Хотелось позвонить жене, но он медлил. Что-то неясное томило душу.

Лучи солнца просвечивали сквозь редкую осеннюю листву деревьев за окном, и, отражаясь от линолеума на полу, зайчиками играли на потолке, на стеклянных дверцах шкафа, освещая рабочий кабинет Ивана Трофимовича.

Мда… Вспомнилось, как после четвёртого или пятого тоста он сам выдал здравицу.

– Дорогие гости, мы все, собравшиеся за этим прекрасно сервированным столом, и чествуем не только именинника, хотя, разумеется, в его честь этот банкет. Но мы, я бы так сказал, целую эпоху в его лице чествуем. Можно только представить какие годы легли на плечи этого удивительного человека. Но они не сломались, они выдержали, и их гордо несёт эта широкая грудь…– кажется, такую околесицу нёс.

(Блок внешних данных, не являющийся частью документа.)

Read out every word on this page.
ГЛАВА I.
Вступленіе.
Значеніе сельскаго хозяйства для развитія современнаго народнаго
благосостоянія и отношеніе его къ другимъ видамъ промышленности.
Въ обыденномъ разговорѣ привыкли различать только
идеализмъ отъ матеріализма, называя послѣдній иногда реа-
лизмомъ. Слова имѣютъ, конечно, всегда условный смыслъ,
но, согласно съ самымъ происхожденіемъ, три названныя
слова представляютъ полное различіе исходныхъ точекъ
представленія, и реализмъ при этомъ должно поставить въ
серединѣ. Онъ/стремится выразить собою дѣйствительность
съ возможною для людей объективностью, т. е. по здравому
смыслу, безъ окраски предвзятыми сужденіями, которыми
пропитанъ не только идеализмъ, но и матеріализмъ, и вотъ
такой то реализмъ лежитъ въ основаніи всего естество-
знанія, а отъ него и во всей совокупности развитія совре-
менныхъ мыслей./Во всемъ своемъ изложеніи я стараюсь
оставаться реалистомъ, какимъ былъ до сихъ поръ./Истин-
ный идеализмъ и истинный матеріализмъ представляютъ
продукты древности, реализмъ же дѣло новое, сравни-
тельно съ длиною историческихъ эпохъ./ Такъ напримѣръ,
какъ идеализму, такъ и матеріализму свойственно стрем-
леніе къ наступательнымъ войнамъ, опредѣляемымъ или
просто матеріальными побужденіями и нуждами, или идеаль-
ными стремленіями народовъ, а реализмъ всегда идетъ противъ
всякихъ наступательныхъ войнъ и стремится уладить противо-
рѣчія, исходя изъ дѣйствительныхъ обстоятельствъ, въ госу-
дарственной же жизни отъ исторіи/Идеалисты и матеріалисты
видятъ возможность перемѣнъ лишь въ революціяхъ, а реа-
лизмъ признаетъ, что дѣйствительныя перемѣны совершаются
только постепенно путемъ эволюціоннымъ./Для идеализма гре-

И хотя за столом сидел сморчок ростом не выше подростка, однако от слов Ивана Трофимовича в глазах публики тот вырос до исполина. Одна дама даже в ладоши захлопала, и её поддержали. Может быть, ей почудилась ирония в его словах, но Иван Трофимович не шутил.

Иван Трофимович кисло усмехнулся, дёрнув уголком пухлых губ, и вновь заходил по кабинету. За окном доносился городской шум, стук и визг трамвайных колёс, сигналы автомобилей. Офис располагался в доме, стоявший на перекрёстке улиц, и вся городская, казалось, канитель, шум – витали над этим домом и через полуоткрытое окно заполняли кабинет. Особенно неприятно отражался в голове писк трамвайных колёс. Он словно бы вытягивал из мозгов невидимые ниточки нейронов, отчего не опохмелённую голову пронизывали болевые ощущения. Хорошо, что трамваи ходили не часто, и на настроение Иван Трофимович эти сигналы почти не отражались.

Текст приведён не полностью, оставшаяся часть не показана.